No more beautiful photos from deep space for a while.

“I’m very, very sad to see it go, but it was actually lucky that they targeted Hubble,” McGraw said. “Here’s why. Take a look at this video.”

A technician got the video going. It started with a shot of the night sky, deep blue with the branches of a tree in the foreground.

McGraw walked up to the screen. “A Hubble enthusiast filmed this in his back yard, and this dot you see moving slowly across the sky is Hubble. Without this video, we’d have been clueless as to why the satellites were disappearing. Watch what happens.”

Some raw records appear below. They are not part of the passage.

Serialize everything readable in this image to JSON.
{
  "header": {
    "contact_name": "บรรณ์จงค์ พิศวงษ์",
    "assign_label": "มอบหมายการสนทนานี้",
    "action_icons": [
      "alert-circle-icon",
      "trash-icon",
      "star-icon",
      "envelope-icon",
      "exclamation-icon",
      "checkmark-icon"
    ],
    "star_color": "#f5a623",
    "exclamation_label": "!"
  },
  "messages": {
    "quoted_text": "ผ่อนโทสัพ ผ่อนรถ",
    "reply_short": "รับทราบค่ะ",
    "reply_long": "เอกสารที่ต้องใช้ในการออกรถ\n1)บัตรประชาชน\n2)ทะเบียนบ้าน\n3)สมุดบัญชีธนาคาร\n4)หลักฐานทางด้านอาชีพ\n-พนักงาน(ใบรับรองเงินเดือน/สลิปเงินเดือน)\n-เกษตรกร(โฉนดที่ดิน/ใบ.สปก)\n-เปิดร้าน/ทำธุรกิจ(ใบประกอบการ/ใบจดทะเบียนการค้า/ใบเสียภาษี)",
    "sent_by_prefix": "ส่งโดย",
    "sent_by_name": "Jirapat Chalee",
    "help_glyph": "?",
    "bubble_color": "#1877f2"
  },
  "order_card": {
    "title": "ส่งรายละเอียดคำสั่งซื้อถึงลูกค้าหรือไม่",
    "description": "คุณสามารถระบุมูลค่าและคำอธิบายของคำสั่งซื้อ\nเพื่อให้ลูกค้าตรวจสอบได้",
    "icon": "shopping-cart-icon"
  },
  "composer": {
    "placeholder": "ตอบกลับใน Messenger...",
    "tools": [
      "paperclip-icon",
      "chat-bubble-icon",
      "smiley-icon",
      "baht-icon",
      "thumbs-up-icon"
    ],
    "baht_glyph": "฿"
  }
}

The dot continued across the screen. Then a streak, like lightning but straight as a laser beam, appeared for an instant. The dot that had been Hubble blossomed into an orange-white disk. Then it was gone.

McGraw turned back to his audience. “We think this weapon is essentially a wireless power transmitter, with a wide-spectrum burst.”

“Hold on a second,” I said. “Why are they going after satellites? Wouldn’t it be more dramatic to shoot down passenger planes, for example?”